In 2007, DHS sent the updated NTA (with a specific date and time) to the immigration court, and then the immigration court sent that updated notice to Pereira, but Pereira never received it because it was sent to the wrong address. Pereira didn’t know about his scheduled court hearing, failed to appear, and was ordered to be removed.
In 2013, Pereira was arrested again. As the father of two U.S. citizen daughters and having spent over ten years in the country, he could have attempted to apply for Cancellation of Removal. However, the ten years of continuous presence in the country should be uninterrupted. What “continuous presence” means is that the undocumented immigrant did not leave the country at any point in between and was not entered into immigration court proceedings before reaching the ten years. Because Pereira received an NTA in 2006, he was thought to have entered immigration court proceedings by DHS and the immigration court. His presence would only be counted until 2006; only six years, not ten.
The Supreme Court studied his case and brought up the NTA. Could the initial NTA Pereira received be considered an adequate NTA? The Supreme Court ruled, , in an 8-1 vote, that the NTA was defective, and, therefore, not an NTA because it did not include a specific date and time, which is the main function of the notice. The updated NTA that had a date and time was not valid either because Pereira never received it and was never informed of the court hearing.
With the ruling, Pereira’s presence was not technically stopped in 2006. In 2013, when he was arrested and referred to DHS, he had already accumulated ten years of continuous presence, and could therefore fulfill the ten-year continuous presence requirement for Cancellation of Removal.

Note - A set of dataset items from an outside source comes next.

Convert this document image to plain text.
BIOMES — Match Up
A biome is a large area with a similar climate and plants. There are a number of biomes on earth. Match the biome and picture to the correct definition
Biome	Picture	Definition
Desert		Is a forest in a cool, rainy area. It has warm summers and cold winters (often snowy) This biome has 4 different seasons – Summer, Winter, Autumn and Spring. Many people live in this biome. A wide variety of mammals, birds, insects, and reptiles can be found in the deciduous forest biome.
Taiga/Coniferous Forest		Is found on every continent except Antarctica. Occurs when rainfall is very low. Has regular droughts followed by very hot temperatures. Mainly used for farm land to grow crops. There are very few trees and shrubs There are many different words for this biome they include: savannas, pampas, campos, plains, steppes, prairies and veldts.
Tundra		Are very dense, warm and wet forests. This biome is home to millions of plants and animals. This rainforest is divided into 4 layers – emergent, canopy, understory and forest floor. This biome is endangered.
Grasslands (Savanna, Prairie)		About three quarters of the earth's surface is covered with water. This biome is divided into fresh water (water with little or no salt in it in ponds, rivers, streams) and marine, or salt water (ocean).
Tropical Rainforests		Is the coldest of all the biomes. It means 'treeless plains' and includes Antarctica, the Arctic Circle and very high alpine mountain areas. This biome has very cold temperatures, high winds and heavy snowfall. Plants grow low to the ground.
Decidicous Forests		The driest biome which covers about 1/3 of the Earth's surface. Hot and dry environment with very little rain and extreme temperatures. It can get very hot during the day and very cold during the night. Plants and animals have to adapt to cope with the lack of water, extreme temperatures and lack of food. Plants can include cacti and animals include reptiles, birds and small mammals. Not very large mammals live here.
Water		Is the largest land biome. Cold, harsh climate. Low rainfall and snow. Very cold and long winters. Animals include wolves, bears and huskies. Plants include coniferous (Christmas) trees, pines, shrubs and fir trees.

This Supreme Court decision sets a precedent that may affect a majority of immigration cases for undocumented immigrants. Most of my clients have cases that started with NTAs that don’t have dates or times listed. Instead of actual dates or times, “to be determined” is printed where the date and time should be. If DHS were to attempt to do things correctly, they would have to terminate all pending cases and begin again with adequate NTAs. This also affects cases in which individuals never received updated NTAs and consequently didn’t appear to their court hearings and were ordered to be deported. Their cases could technically be reopened for lack of notice.
This recent decision opens multiple doors for immigration cases. Some law practitioners are hopeful, while some, including myself, are cautious regarding the future implications of this decision. It is possible that DHS will find a way of diffusing the impact of this decision on their pending cases and cases that have been closed for years. This is yet another immigration issue that has yet to clarify its effects.